Re: Ausweglose Situation

Beitrag von Abendstern »

Last Escort hat geschrieben:Existieren tut auch eine leere Weinflasche, nur erwartet die (vermutlich) nicht mehr von ihrer Existenz.
Man kann es kaum besser beschreiben. Ich erinnere mich dabei daran, daß ich mit dem traumatischen Schock statt zu leben in der Tat fortan nur noch existierte.

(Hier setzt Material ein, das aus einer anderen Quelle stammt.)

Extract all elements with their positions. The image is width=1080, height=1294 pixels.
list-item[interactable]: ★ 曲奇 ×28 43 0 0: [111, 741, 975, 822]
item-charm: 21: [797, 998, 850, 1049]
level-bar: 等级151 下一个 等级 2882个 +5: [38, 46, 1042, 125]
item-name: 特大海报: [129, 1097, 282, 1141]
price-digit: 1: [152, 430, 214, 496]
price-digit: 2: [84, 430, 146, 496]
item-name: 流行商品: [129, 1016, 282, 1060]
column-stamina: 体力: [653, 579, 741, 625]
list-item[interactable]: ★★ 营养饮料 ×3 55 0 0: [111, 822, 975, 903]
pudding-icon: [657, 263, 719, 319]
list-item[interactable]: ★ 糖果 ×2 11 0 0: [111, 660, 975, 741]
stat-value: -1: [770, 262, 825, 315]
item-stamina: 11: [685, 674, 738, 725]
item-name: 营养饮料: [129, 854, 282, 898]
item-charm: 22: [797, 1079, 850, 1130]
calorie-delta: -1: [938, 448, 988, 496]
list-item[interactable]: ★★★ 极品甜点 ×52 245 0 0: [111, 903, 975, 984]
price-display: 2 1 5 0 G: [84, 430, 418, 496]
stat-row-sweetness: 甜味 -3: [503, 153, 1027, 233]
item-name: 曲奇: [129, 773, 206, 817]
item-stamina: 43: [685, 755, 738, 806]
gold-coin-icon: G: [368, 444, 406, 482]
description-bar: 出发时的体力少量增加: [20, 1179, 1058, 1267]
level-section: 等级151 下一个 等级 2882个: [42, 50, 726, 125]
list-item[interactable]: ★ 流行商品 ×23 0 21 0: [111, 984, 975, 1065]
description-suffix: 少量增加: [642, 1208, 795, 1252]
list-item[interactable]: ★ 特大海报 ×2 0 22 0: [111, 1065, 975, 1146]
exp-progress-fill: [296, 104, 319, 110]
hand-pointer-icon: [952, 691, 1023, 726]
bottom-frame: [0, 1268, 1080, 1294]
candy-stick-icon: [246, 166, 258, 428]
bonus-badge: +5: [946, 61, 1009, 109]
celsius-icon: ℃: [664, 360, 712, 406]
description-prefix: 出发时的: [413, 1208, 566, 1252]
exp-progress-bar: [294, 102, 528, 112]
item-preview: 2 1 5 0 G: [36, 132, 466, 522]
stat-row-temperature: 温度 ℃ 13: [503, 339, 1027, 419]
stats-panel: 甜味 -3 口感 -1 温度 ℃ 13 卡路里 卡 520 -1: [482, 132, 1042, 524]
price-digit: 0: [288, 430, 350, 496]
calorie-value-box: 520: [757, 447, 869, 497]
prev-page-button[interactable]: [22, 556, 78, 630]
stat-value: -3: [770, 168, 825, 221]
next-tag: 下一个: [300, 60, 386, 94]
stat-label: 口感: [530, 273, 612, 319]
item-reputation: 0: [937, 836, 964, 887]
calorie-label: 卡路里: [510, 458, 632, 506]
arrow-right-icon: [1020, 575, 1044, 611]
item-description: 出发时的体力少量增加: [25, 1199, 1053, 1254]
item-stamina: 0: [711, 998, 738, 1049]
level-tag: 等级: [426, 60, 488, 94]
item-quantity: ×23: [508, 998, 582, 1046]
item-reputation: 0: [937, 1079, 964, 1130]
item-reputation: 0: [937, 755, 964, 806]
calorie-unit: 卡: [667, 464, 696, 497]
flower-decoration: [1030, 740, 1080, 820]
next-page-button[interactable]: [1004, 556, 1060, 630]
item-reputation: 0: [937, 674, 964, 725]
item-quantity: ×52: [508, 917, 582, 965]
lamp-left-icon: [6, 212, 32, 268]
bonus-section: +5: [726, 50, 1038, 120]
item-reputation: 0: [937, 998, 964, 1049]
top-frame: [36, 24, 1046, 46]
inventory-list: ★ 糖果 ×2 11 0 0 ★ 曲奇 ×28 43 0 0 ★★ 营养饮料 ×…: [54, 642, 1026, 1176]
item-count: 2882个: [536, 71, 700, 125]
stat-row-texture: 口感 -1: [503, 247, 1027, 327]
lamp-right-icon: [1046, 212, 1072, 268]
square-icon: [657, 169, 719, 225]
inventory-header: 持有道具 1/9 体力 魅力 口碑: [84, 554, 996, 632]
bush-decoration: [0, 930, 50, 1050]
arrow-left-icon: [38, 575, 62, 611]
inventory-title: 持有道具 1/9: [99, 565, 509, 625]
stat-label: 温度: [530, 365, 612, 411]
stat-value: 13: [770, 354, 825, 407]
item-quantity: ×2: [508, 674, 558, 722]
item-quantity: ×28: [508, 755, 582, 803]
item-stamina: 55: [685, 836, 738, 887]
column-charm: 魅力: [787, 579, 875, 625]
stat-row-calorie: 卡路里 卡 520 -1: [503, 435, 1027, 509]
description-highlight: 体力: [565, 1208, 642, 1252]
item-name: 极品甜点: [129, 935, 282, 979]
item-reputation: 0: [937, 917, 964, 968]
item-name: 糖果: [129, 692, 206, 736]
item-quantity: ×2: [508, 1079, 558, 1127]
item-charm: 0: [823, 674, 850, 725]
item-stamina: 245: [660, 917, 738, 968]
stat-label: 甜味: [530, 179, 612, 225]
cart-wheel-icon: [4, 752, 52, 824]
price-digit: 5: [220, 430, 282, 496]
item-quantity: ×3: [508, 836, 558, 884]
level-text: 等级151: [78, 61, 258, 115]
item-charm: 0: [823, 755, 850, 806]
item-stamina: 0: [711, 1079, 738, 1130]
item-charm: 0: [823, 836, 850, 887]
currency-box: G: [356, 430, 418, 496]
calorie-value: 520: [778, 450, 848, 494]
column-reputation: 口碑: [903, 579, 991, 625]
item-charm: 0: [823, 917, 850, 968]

Der Hauptunterschied waren dabei tatsächlich die Erwartungen ans Leben.
Abendstern
Beiträge: 621
Registriert: Montag 28. September 2015, 08:03

Re: Ausweglose Situation

Beitrag von Abendstern »

Horla hat geschrieben: Wenn man Erwartungen an sich und sein Leben hat, setzt man sich unter Druck.
Wenn man diesen Druck rausnimmt, kann es vielleicht gelingen, mit den Suizidgedanken umzugehen.
Du willst tot sein? Leg' Dich hin, so als wärst Du tot. Laß' die Zeit und die Dinge der Welt an Dir vorüberziehen. Sie gehen Dich nichts mehr an. Vielleicht genügt das Deinem Wunsch schon, ohne wirklich was tun zu müssen. Was gibt es schon zu verlieren?
Sehr weise Empfehlung. Genau so habe ich es gemacht, als ich gemerkt habe, da gibt es nichts mehr zu retten in meinem Leben... Erinnert mich auch ein wenig an das Sinnbild "Phönix aus der Asche".